I tell myself it’s good for the plants. The leaves I don’t rake keep the weeds from germinating in the spring. I don’t cut my perennials so they don’t want to grow in the fall and use up their energy. I also tell myself it’s for the birds, since they clean up all the seeds on all of the dried plants. I’m also a lot more energetic and excited in the spring, so it’s much easier to muster the energy to clean up, in the fall I’m tired and tell myself that it can wait till spring for all the reasons stated above.
I’ve been working on the “MESS” for the past 2 weeks. I really don’t know where it all comes from.
This side of the pond we’re being encouraged to do as little tidying up as possible in the autumn – the “mess” makes much better homes for useful insects etc. The downside is how much more work it makes in the spring!
Very funny post. Ditto for me as well-just where does all that brush come from anyway?
“That’s a garden, not a mess!” 🙂 Sounds like a quote to me.
I felt the same way when I walked into the community garden for the first time—it looked desolate and like nothing would ever grow there. Like you said, though, spring is here! Even if many of the plots remain messy for months, at least it’s a mess that’s not covered in snow. But I think that everyone’s in the gardening spirit now and it will be beautiful (or at least clean) very soon.
I always leave my perennial borders and such for the spring, for the same reason Chiot’s run does. I would in my vegetable garden too so the soil wouldn’t be bare over the winter, but I’m always trying to warm my soil up early with plastic to try to make my northern garden produce earlier. The black soil warms up faster than plant material. So that usually, but not always, gets cleaned up in the fall.
I cut everything back in my community garden plot because of the rules for putting the gardens to bed. But in my front yard I didn’t cut back a few of my perennials because some of them (like asters) looked very nice all dried up, and with no grass in that area, it would have looked awfully bare until the snow fell. But when the snow melted, yuck! Time to clean up.

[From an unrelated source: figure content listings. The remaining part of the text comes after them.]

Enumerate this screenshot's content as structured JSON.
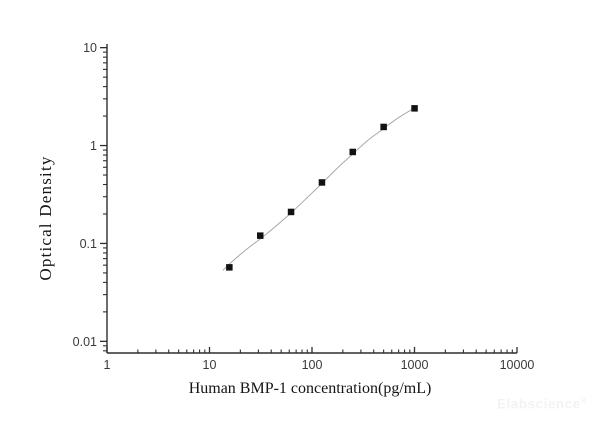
{
  "figure": {
    "background": "#ffffff",
    "watermark": {
      "text": "Elabscience",
      "registered_mark": "®",
      "color": "#f3f3f3"
    }
  },
  "chart_data": {
    "type": "scatter",
    "title": "",
    "xlabel": "Human BMP-1 concentration(pg/mL)",
    "ylabel": "Optical Density",
    "x_scale": "log",
    "y_scale": "log",
    "xlim": [
      1,
      10000
    ],
    "ylim": [
      0.0076,
      10.9
    ],
    "grid": false,
    "legend": null,
    "axis_color": "#2e2e2e",
    "tick_label_color": "#3a3a3a",
    "x_ticks": {
      "values": [
        1,
        10,
        100,
        1000,
        10000
      ],
      "labels": [
        "1",
        "10",
        "100",
        "1000",
        "10000"
      ]
    },
    "y_ticks": {
      "values": [
        0.01,
        0.1,
        1,
        10
      ],
      "labels": [
        "0.01",
        "0.1",
        "1",
        "10"
      ]
    },
    "series": [
      {
        "name": "standard-points",
        "marker": "filled-square",
        "marker_color": "#121212",
        "marker_size_px": 6.5,
        "x": [
          15.625,
          31.25,
          62.5,
          125,
          250,
          500,
          1000
        ],
        "y": [
          0.057,
          0.12,
          0.21,
          0.42,
          0.86,
          1.55,
          2.4
        ]
      }
    ],
    "fit_curve": {
      "name": "4pl-fit-curve",
      "color": "#a8a8a8",
      "points": [
        [
          13.5,
          0.053
        ],
        [
          15.6,
          0.0615
        ],
        [
          22,
          0.084
        ],
        [
          31.5,
          0.112
        ],
        [
          45,
          0.152
        ],
        [
          62.5,
          0.205
        ],
        [
          90,
          0.295
        ],
        [
          125,
          0.41
        ],
        [
          180,
          0.6
        ],
        [
          250,
          0.82
        ],
        [
          350,
          1.13
        ],
        [
          490,
          1.47
        ],
        [
          700,
          1.93
        ],
        [
          1000,
          2.42
        ]
      ]
    }
  }
}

I tried to blame all the mess on old man winter with his wind and ice blowing papers, sticks, nasty oak leaves and limbs into the beds, but that was too easy 🙂
Mine looks horrible. None of mine gets done in the fall because I’m always so in denial that winter is really coming – until it’s too late!
My frustrations over a messy home garden is compounded when I go to work. I am a gardener/handyman at a historic inn in California. Everyday I walk out past an overgrown (fall-spring) or dead (summer) lawn to immaculatly kept grounds. But the smell of semi decomposed oak leaves and the sorrowful rustle of dead bean vines in bitter cold air has its own sort dark beauty. Probably the worst part of my garden are the numerous half finished projects and the hordes of black plastic pots I keep in stacks because I just know that if I take them to the nursery I’ll be sure to need about thirty beefy 15 gallon pots. I guess the garden is acceptable if the mess is nature’s, but the inevitable accumulation of people stuff, the bags of ammendments stacked there, the fork carelesssly left by the compost, and the garden shed brimming with all that stuff you know has value but you’ll stiff never use… that is the messy part of the garden that is “ugly” but none the less essential.
It is nice to know I’m not the only one dealing with spring clean up after sliding on fall chores. Add to that the exceptional amount of pine cones on the ground and all masses of newly sprouting pine trees. I spend at least an hour picking up debris before I can start to mow.
I left all that mess last fall in the hopes it would decompose by now, but alas, it did not. 😀 So I was out there today cleaning mine up too!